How is the implementation of initiatives such as the Single Audit File (Tax), split payment of VAT, real-time reporting and Employee’s Capital Plans among Sage’s clients in Poland, especially the SMEs? Is Sage still having to do much of the educational activities surrounding the roll-out of these government initiatives?
The lockdown has redefined many social and business concerns. Without technological support, online communication and electronic processing of documents, many legal obligations cannot be fulfilled. Digitalisation had been mostly visible in the area of taxation; these days, however, we are discussing the digitalisation of the whole business and of many legal areas. The process of digitalisation is bound to accelerate even more.

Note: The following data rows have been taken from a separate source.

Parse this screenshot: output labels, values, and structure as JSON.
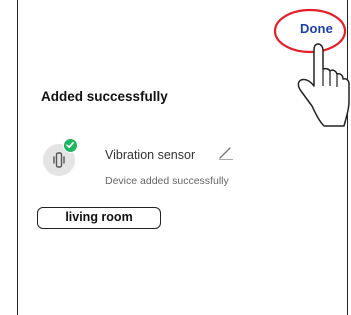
{
  "header": {
    "done_label": "Done"
  },
  "main": {
    "title": "Added successfully",
    "device": {
      "icon": "vibration-sensor-icon",
      "status_badge": "check-icon",
      "name": "Vibration sensor",
      "status": "Device added successfully"
    },
    "room": {
      "label": "living room"
    }
  },
  "colors": {
    "accent": "#1f3fa8",
    "success": "#20b463",
    "annotation": "#e2202a"
  }
}
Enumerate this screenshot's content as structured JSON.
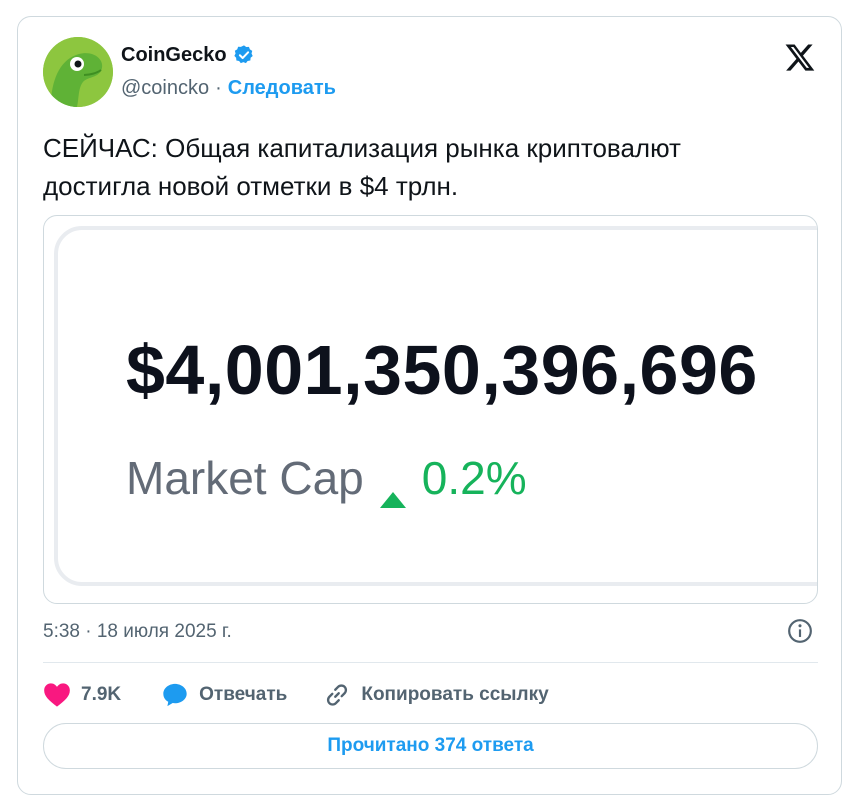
{
  "author": {
    "name": "CoinGecko",
    "handle": "@coincko",
    "separator": "·",
    "follow_label": "Следовать",
    "verified": true,
    "avatar_icon": "coingecko-gecko-logo"
  },
  "platform_icon": "x-logo",
  "tweet": {
    "text_line1": "СЕЙЧАС: Общая капитализация рынка криптовалют",
    "text_line2": "достигла новой отметки в $4 трлн."
  },
  "media": {
    "value": "$4,001,350,396,696",
    "label": "Market Cap",
    "change": "0.2%",
    "change_direction": "up",
    "change_color": "#16b35b"
  },
  "meta": {
    "timestamp": "5:38 · 18 июля 2025 г.",
    "info_icon": "info-icon"
  },
  "actions": {
    "like_count": "7.9K",
    "reply_label": "Отвечать",
    "copy_label": "Копировать ссылку"
  },
  "read_replies_label": "Прочитано 374 ответа",
  "colors": {
    "accent": "#1d9bf0",
    "like": "#f91880",
    "text": "#0f1419",
    "secondary": "#536471"
  }
}
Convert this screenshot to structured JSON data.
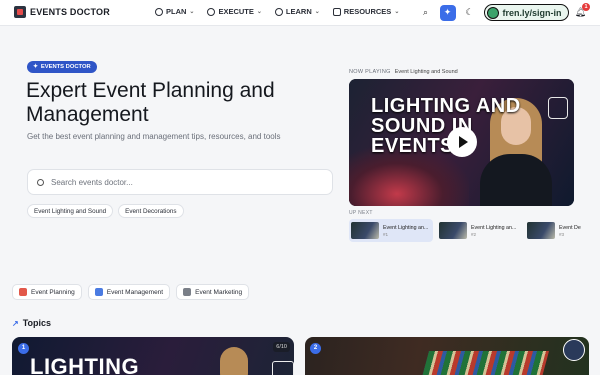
{
  "brand": {
    "name": "EVENTS DOCTOR"
  },
  "nav": {
    "items": [
      {
        "label": "PLAN",
        "icon": "compass-icon"
      },
      {
        "label": "EXECUTE",
        "icon": "check-circle-icon"
      },
      {
        "label": "LEARN",
        "icon": "check-circle-icon"
      },
      {
        "label": "RESOURCES",
        "icon": "grid-icon"
      }
    ],
    "signin_label": "fren.ly/sign-in",
    "notification_count": "1"
  },
  "hero": {
    "tag": "EVENTS DOCTOR",
    "title": "Expert Event Planning and Management",
    "subtitle": "Get the best event planning and management tips, resources, and tools",
    "search_placeholder": "Search events doctor...",
    "chips": [
      "Event Lighting and Sound",
      "Event Decorations"
    ]
  },
  "player": {
    "now_playing_label": "NOW PLAYING",
    "now_playing_title": "Event Lighting and Sound",
    "video_title": "LIGHTING AND SOUND IN EVENTS",
    "up_next_label": "UP NEXT",
    "queue": [
      {
        "title": "Event Lighting an...",
        "num": "#1"
      },
      {
        "title": "Event Lighting an...",
        "num": "#2"
      },
      {
        "title": "Event De",
        "num": "#3"
      }
    ]
  },
  "categories": [
    {
      "label": "Event Planning",
      "color": "#e2584a"
    },
    {
      "label": "Event Management",
      "color": "#4a7be2"
    },
    {
      "label": "Event Marketing",
      "color": "#7a7f88"
    }
  ],
  "topics": {
    "heading": "Topics",
    "cards": [
      {
        "num": "1",
        "title": "LIGHTING",
        "count": "6/10"
      },
      {
        "num": "2"
      }
    ]
  }
}
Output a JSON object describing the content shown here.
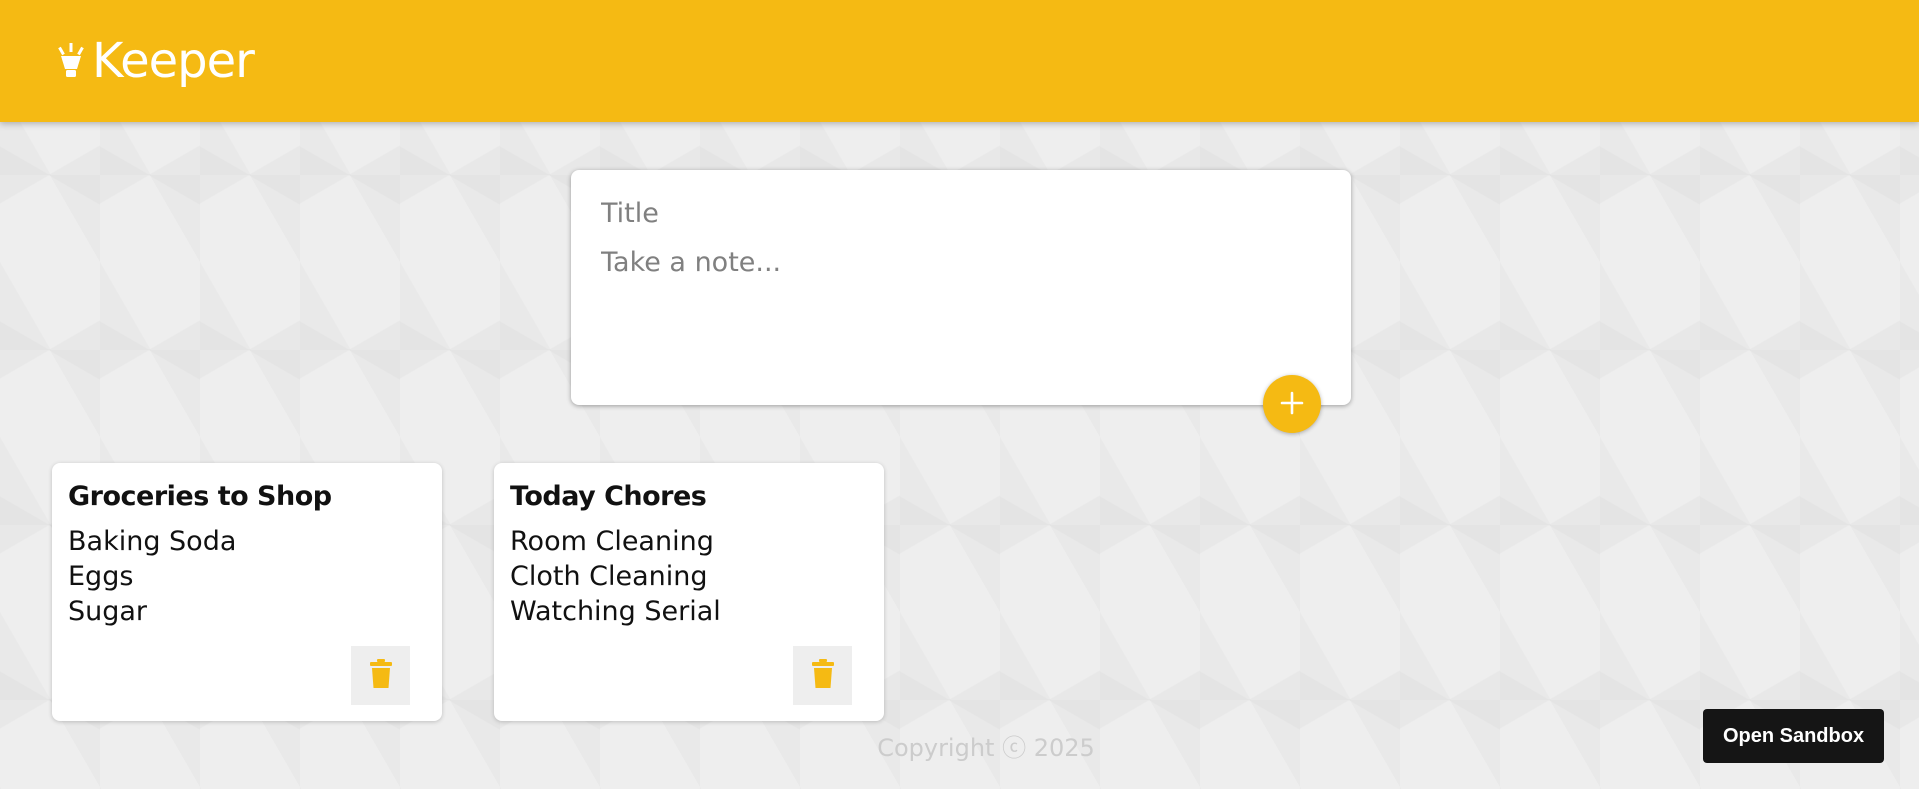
{
  "header": {
    "app_name": "Keeper",
    "logo_icon": "lightbulb-icon"
  },
  "create_note": {
    "title_placeholder": "Title",
    "content_placeholder": "Take a note...",
    "add_button_icon": "plus-icon"
  },
  "notes": [
    {
      "title": "Groceries to Shop",
      "lines": [
        "Baking Soda",
        "Eggs",
        "Sugar"
      ],
      "delete_icon": "trash-icon"
    },
    {
      "title": "Today Chores",
      "lines": [
        "Room Cleaning",
        "Cloth Cleaning",
        "Watching Serial"
      ],
      "delete_icon": "trash-icon"
    }
  ],
  "footer": {
    "copyright": "Copyright ⓒ 2025"
  },
  "sandbox": {
    "label": "Open Sandbox"
  },
  "colors": {
    "accent": "#f5ba13",
    "background": "#eeeeee",
    "card": "#ffffff",
    "sandbox": "#151515"
  }
}
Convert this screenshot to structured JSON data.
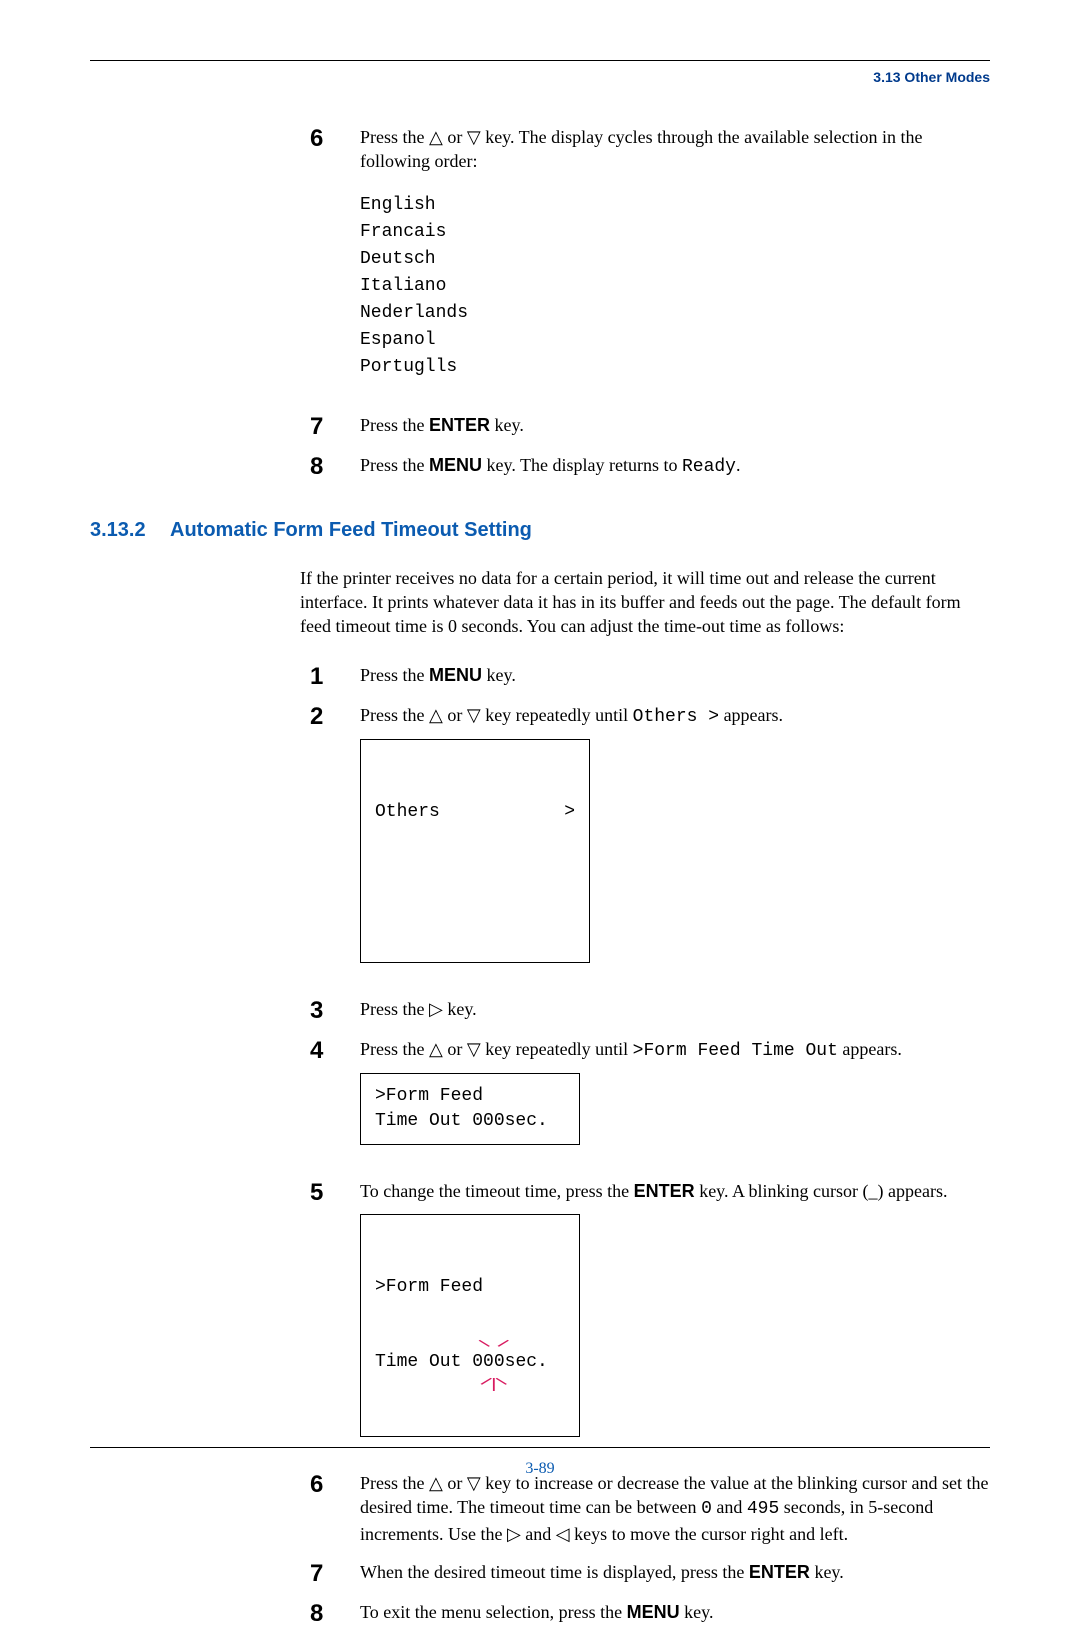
{
  "header": {
    "section_ref": "3.13 Other Modes"
  },
  "block1": {
    "step6": {
      "num": "6",
      "text_a": "Press the ",
      "tri_up": "△",
      "text_b": " or ",
      "tri_down": "▽",
      "text_c": " key. The display cycles through the available selection in the following order:"
    },
    "languages": [
      "English",
      "Francais",
      "Deutsch",
      "Italiano",
      "Nederlands",
      "Espanol",
      "Portuglls"
    ],
    "step7": {
      "num": "7",
      "text_a": "Press the ",
      "key": "ENTER",
      "text_b": " key."
    },
    "step8": {
      "num": "8",
      "text_a": "Press the ",
      "key": "MENU",
      "text_b": " key. The display returns to ",
      "mono": "Ready",
      "text_c": "."
    }
  },
  "section": {
    "num": "3.13.2",
    "title": "Automatic Form Feed Timeout Setting"
  },
  "intro": "If the printer receives no data for a certain period, it will time out and release the current interface. It prints whatever data it has in its buffer and feeds out the page. The default form feed timeout time is 0 seconds. You can adjust the time-out time as follows:",
  "steps2": {
    "s1": {
      "num": "1",
      "text_a": "Press the ",
      "key": "MENU",
      "text_b": " key."
    },
    "s2": {
      "num": "2",
      "text_a": "Press the ",
      "tri_up": "△",
      "text_b": " or ",
      "tri_down": "▽",
      "text_c": " key repeatedly until ",
      "mono": "Others >",
      "text_d": " appears.",
      "lcd_left": "Others",
      "lcd_right": ">"
    },
    "s3": {
      "num": "3",
      "text_a": "Press the ",
      "tri_right": "▷",
      "text_b": " key."
    },
    "s4": {
      "num": "4",
      "text_a": "Press the ",
      "tri_up": "△",
      "text_b": " or ",
      "tri_down": "▽",
      "text_c": " key repeatedly until ",
      "mono": ">Form Feed Time Out",
      "text_d": " appears.",
      "lcd": ">Form Feed\nTime Out 000sec."
    },
    "s5": {
      "num": "5",
      "text_a": "To change the timeout time, press the ",
      "key": "ENTER",
      "text_b": " key. A blinking cursor (_) appears.",
      "lcd_line1": ">Form Feed",
      "lcd_line2a": "Time Out 0",
      "lcd_cursor": "00",
      "lcd_line2b": "sec."
    },
    "s6": {
      "num": "6",
      "text_a": "Press the ",
      "tri_up": "△",
      "text_b": " or ",
      "tri_down": "▽",
      "text_c": " key to increase or decrease the value at the blinking cursor and set the desired time. The timeout time can be between ",
      "mono1": "0",
      "text_d": " and ",
      "mono2": "495",
      "text_e": " seconds, in 5-second increments. Use the ",
      "tri_right": "▷",
      "text_f": " and ",
      "tri_left": "◁",
      "text_g": " keys to move the cursor right and left."
    },
    "s7": {
      "num": "7",
      "text_a": "When the desired timeout time is displayed, press the ",
      "key": "ENTER",
      "text_b": " key."
    },
    "s8": {
      "num": "8",
      "text_a": " To exit the menu selection, press the ",
      "key": "MENU",
      "text_b": " key."
    }
  },
  "footer": {
    "page": "3-89"
  }
}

Hence, at Sage, we devote a lot of attention to educating SMEs and presenting the practical aspects of digital transformation, as well as the competitive advantages that digitalisation provides. We closely follow the legislation process and cooperate with professional organisations; also, we are members of the Digital Poland Foundation, whose mission is precisely the education and promotion of widespread digitalisation. Technological development will bring benefits to us all.
Looking at Sage Polska’s position within the Sage Group plc, in particular the Warsaw IT hub, how is Poland perceived by headquarters, and what are your plans for future expansion?
Digitalisation is a considerable challenge faced by Polish companies. According to Eurostat, the digital maturity level of the Polish economy is almost the lowest in the whole of the European Union. We have a huge gap to bridge in order to match Western Europe, or even some countries in our region, for that matter. So, from the perspective of the Sage Group, Poland is a very promising market that offers many opportunities.
In the immediate future we will focus more on so-called hybrid solutions – software that combines traditional solutions with the cloud. This is the most appealing and the quickest digitalisation path from the viewpoint of the SME sector in Poland. We will continue to develop the Polish hub towards the SaaS model in which the whole Sage Group operates. As we speak, over 80% of our solutions are available in the form of subscriptions, which is not a common way to use IT solutions in Poland. However, this model will become ever more popular as it gives flexibility, reduces investment costs and ensures better service.
Speaking personally, how do you see the global economy changing in the long term in response to the pandemic? Will we ever return to the ‘old normal’?
These days we are facing a shift in the work paradigm. Many entrepreneurs have concluded that remote work is feasible; if not fully, then at least to some extent. The need to rely more on digital communication has made people realise that many activities can be performed cheaper, quicker and better. So – we should get used to working remotely. The role of the office as the main centre of work will evolve and the demand for digital services and technologies will rise. Even small local businesses will need to embrace digital transformation to safeguard their operations. To that end, long-term and well-thought-through investments will be necessarily accompanied by a change in mindset.